In hindsight, it may have been preferable and good labor relations for the Village to have informed the Union earlier about the impending insurance changes. This may have allowed the Union an opportunity to suggest alternatives prior to the Village's ultimate decision or for the Union to shop around for "substantially equivalent" coverage. Nevertheless, the plain meaning of the express terms does not obligate the Village to do so. In addition, I do not find it particularly convincing for the Village to argue that its only viable option was to stay with the current provider when its one witness admitted that the Village never considered switching to another insurance carrier. Assuming that the Village is saving money under the implemented plan, the Village's position would have been better postured if it had considered alternative carriers. Again, however, and based upon the evidence that was presented to me, there is nothing in the express language that requires the Village to consider other carriers.

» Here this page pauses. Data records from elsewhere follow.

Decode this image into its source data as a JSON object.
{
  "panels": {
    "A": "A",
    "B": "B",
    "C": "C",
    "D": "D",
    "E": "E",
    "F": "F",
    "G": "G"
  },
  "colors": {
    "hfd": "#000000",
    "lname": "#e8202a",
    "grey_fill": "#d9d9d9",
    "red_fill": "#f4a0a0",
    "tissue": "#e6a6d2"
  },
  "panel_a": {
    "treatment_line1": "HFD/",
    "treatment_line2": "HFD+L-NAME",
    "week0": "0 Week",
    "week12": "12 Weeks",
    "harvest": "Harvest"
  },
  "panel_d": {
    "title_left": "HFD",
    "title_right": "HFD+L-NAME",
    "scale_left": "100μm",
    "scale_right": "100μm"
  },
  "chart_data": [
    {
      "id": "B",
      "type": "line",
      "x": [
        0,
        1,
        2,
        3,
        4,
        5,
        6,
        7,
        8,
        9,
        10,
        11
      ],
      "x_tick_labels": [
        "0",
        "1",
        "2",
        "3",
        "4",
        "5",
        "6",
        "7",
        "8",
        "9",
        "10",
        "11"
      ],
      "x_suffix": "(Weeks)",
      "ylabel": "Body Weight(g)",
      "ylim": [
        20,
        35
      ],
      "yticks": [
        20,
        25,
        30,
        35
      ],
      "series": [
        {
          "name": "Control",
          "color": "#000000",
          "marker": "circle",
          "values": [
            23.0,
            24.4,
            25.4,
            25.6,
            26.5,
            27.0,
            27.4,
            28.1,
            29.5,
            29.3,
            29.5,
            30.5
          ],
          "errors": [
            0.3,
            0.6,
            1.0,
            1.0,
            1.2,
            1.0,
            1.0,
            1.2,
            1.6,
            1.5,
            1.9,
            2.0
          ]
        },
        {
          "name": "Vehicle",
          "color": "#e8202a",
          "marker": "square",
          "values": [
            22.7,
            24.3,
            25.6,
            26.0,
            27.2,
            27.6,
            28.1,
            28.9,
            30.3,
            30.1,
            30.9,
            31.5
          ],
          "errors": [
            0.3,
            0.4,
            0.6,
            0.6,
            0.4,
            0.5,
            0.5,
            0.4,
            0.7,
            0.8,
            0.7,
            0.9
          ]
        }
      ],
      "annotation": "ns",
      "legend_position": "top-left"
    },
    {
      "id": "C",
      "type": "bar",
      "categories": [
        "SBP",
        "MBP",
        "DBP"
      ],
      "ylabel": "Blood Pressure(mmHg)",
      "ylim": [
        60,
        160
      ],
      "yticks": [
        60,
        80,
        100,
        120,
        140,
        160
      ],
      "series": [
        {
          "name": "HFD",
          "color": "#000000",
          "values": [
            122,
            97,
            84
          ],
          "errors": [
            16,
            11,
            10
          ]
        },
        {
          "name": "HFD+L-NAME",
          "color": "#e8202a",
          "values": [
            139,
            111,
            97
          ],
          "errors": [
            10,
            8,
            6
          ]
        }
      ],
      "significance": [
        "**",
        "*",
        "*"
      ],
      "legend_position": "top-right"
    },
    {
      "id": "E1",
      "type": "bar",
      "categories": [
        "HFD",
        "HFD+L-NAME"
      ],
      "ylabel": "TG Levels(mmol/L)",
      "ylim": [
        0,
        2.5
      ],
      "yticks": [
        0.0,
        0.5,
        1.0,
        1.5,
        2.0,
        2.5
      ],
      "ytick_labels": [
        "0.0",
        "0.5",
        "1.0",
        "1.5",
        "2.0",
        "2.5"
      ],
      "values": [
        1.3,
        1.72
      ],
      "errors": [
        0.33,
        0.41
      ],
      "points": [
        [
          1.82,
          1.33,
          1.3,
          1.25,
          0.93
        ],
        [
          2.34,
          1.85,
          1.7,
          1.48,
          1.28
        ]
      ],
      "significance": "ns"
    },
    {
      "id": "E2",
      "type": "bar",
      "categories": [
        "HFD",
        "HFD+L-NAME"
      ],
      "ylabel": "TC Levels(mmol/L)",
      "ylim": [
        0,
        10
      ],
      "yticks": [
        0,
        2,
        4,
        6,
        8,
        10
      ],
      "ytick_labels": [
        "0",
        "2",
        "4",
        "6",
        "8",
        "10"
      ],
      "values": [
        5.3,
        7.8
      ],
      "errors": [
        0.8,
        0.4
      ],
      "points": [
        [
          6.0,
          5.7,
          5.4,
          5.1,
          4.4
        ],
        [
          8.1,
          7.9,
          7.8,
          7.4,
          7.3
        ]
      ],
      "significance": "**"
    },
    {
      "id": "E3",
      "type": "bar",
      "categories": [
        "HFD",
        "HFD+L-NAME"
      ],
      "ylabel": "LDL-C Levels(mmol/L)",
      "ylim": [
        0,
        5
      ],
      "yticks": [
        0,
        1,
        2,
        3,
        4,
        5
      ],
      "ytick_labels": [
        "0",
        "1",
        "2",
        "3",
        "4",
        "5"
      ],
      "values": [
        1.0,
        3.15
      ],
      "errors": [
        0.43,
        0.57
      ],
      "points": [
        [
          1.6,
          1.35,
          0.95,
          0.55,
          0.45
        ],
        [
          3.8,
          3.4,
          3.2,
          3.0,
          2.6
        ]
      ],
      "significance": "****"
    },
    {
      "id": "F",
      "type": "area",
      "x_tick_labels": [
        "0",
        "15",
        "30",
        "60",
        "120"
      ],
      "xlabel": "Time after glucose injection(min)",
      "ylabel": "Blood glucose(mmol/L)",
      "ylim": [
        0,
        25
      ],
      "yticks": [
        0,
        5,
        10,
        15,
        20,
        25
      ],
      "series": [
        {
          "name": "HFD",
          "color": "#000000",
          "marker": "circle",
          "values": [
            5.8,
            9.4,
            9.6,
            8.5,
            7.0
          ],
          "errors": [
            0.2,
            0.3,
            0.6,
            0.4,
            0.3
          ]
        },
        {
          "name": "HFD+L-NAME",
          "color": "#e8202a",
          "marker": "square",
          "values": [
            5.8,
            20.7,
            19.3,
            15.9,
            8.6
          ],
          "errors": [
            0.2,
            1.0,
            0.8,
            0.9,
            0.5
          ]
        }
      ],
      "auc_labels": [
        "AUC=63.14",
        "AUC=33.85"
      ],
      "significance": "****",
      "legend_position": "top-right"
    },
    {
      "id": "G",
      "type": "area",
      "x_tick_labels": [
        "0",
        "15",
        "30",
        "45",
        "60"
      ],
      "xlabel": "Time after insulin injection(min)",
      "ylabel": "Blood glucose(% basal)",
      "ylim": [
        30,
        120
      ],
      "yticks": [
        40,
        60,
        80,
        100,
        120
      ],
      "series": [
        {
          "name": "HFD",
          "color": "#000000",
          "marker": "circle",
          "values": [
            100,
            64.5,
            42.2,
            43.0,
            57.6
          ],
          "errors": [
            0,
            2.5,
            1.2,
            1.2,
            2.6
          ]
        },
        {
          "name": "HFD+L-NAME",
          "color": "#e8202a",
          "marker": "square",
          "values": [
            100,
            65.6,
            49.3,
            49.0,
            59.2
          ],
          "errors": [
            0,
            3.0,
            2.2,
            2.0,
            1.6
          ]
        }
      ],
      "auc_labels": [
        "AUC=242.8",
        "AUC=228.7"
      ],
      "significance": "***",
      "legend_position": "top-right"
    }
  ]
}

In conclusion, the language in dispute does not prohibit the Village from changing its insurance plan while keeping the same provider. It only prohibits the Village from changing providers without affording substantially equivalent benefits. If there has not been a change in insurance providers, then the disputed language in Article 17 does not come into play and the Village is allowed to change from one specific insurance plan to another with the same carrier. Since the Village has not changed providers, then there can be no violation of the Agreement.

Based on the foregoing, and the record as a whole, I have made the following

AWARD

The Village did not violate Article 17 of the parties' collective bargaining agreement when it changed the level of health insurance benefits provided by the existing insurance carrier during the term of the Agreement.

Dated at Eau Claire, Wisconsin, this 28th day of April, 2000.